On Day 444, the crisis ended with the release of the last American hostages shortly after President Ronald Reagan’s inauguration on Jan. 20, 1981.
Kids Held Hostage: Day 97
All of the American hostages in Iran were adults. For months now, Trump’s zero tolerance policy has been victimizing children. Beginning in late April 2018, the US government took more than 2,500 children from their parents. It still holds more than 550 of them — almost 10 times the number of Americans held hostage in Iran four decades ago.
Where’s the outrage? Where’s the sense of urgency?
If a foreign government had done to American children what our country has done to the kids whom the US government has separated from their parents at the southwest border, the media would be screaming the accumulating days of captivity. The count wouldn’t stop until all of the children had been released and reunited with their families.
Using May 7, 2018 — the date Attorney General Jeff Sessions announced Trump’s new zero tolerance policy without any plan to protect the innocent children it affected — today is “Kids Held Hostage: Day 97″ for some of the victims.
Violating Court Order: Day 17
Another family separation benchmark is July 26, 2018. That was the Court-ordered deadline for reunification of the immigrants’ kids with their families. Today is Day 17 of the government’s ongoing violation of that order.
The Kids
Every day brings a new revelation that worsens the family separation story. Last week, the ACLU said that it believes US Immigration and Enforcement (ICE) deliberately withheld — for more than a month — 400-plus phone numbers of parents who were separated from their kids. That contact information could have helped to reunite many of the families. Meanwhile, here’s a summary of the government’s latest status report on the kids and its proposed plan for dealing with them:
— 559 remain in government custody
— Parents of 386 kids have been deported
— Government wants ACLU to determine if parents want their kids back
— Government proposes reunification only in the parents’ home country
The Tip of an Ugly Trump Iceberg
The last item in the government’s plan — reunification only in the parents’ home country — was a tell. Last week, it became clear that Trump is expanding his attack on immigrants to include their international human right to seek asylum.
On Aug. 7, the ACLU filed a lawsuit on behalf of 12 immigrants — eight women, one man, and three children — challenging the Justice Department’s June 2018 policy changes aimed at limiting those asylum rights and expediting deportations. Two of the children and their mothers in the suit had already been deported.

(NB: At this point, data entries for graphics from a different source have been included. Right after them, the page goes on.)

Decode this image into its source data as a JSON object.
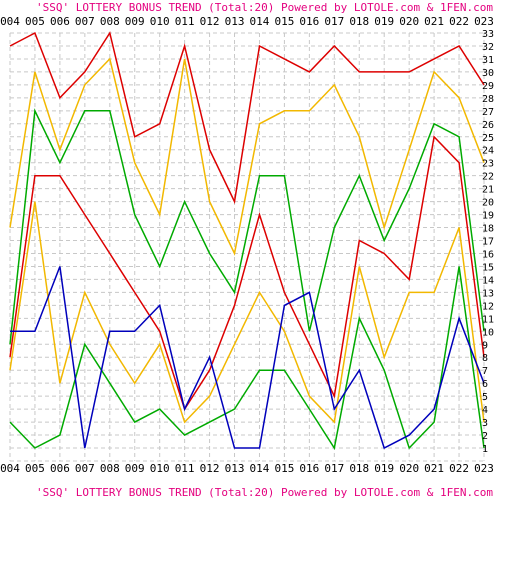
{
  "chart_data": {
    "type": "line",
    "title": "'SSQ' LOTTERY BONUS TREND (Total:20)  Powered by LOTOLE.com & 1FEN.com",
    "categories": [
      "004",
      "005",
      "006",
      "007",
      "008",
      "009",
      "010",
      "011",
      "012",
      "013",
      "014",
      "015",
      "016",
      "017",
      "018",
      "019",
      "020",
      "021",
      "022",
      "023"
    ],
    "y_ticks": [
      1,
      2,
      3,
      4,
      5,
      6,
      7,
      8,
      9,
      10,
      11,
      12,
      13,
      14,
      15,
      16,
      17,
      18,
      19,
      20,
      21,
      22,
      23,
      24,
      25,
      26,
      27,
      28,
      29,
      30,
      31,
      32,
      33
    ],
    "ylim": [
      0,
      33
    ],
    "grid": true,
    "series": [
      {
        "color": "#dd0000",
        "values": [
          32,
          33,
          28,
          30,
          33,
          25,
          26,
          32,
          24,
          20,
          32,
          31,
          30,
          32,
          30,
          30,
          30,
          31,
          32,
          29
        ]
      },
      {
        "color": "#f2b800",
        "values": [
          18,
          30,
          24,
          29,
          31,
          23,
          19,
          31,
          20,
          16,
          26,
          27,
          27,
          29,
          25,
          18,
          24,
          30,
          28,
          23
        ]
      },
      {
        "color": "#00aa00",
        "values": [
          9,
          27,
          23,
          27,
          27,
          19,
          15,
          20,
          16,
          13,
          22,
          22,
          10,
          18,
          22,
          17,
          21,
          26,
          25,
          10
        ]
      },
      {
        "color": "#dd0000",
        "values": [
          8,
          22,
          22,
          19,
          16,
          13,
          10,
          4,
          7,
          12,
          19,
          13,
          9,
          5,
          17,
          16,
          14,
          25,
          23,
          8
        ]
      },
      {
        "color": "#f2b800",
        "values": [
          7,
          20,
          6,
          13,
          9,
          6,
          9,
          3,
          5,
          9,
          13,
          10,
          5,
          3,
          15,
          8,
          13,
          13,
          18,
          3
        ]
      },
      {
        "color": "#00aa00",
        "values": [
          3,
          1,
          2,
          9,
          6,
          3,
          4,
          2,
          3,
          4,
          7,
          7,
          4,
          1,
          11,
          7,
          1,
          3,
          15,
          1
        ]
      },
      {
        "color": "#0000bb",
        "values": [
          10,
          10,
          15,
          1,
          10,
          10,
          12,
          4,
          8,
          1,
          1,
          12,
          13,
          4,
          7,
          1,
          2,
          4,
          11,
          6
        ]
      }
    ]
  }
}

Attorneys for the ACLU and the Justice Department had agreed to delay removal proceedings for the remaining mother and her child so they could argue the matter before US District Court Judge Emmet Sullivan on Aug. 9. While participating in that hearing by phone from her office in California, the lead ACLU attorney received an email saying that the mother and daughter were being deported. During a brief recess, she told her colleagues that the pair had been taken from a family detention center in Dilley, TX to the airport in San Antonio for a morning flight back to El Salvador.
The judge was not pleased.
After being informed of the situation, he granted the ACLU’s request to delay deportations for the mother and daughter, as well as the other plaintiffs in the suit. And he ordered the government to “turn the plane around” to bring the mother and her child back to the US. He also threatened to hold Attorney General Jeff Sessions in contempt if it didn’t.

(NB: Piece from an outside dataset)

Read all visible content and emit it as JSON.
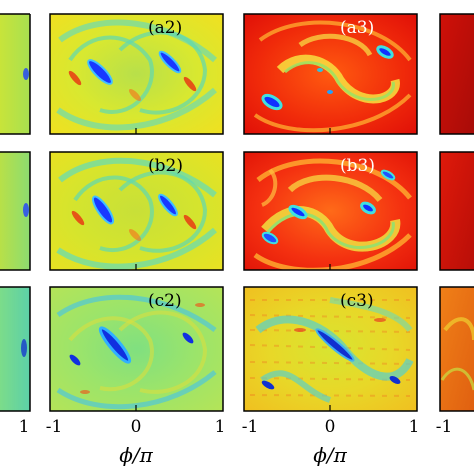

“This is pretty outrageous,” Judge Sullivan said. “That someone seeking justice in US court is spirited away while her attorneys are arguing for justice for her?”
“I’m not happy about this at all,” the judge continued. “This is not acceptable.”
Outrageous and unacceptable.
Where are the kids? Through Election Day and beyond, every citizen should keep asking that question because it goes to the core of America’s character. The “Kids Held Hostage” clock is running, and it won’t stop until the last of more than 2,500 children whom Trump separated from their families is released. Trump and his Republican enablers in Congress bear the responsibility for a stain on America that will endure for a long, long time.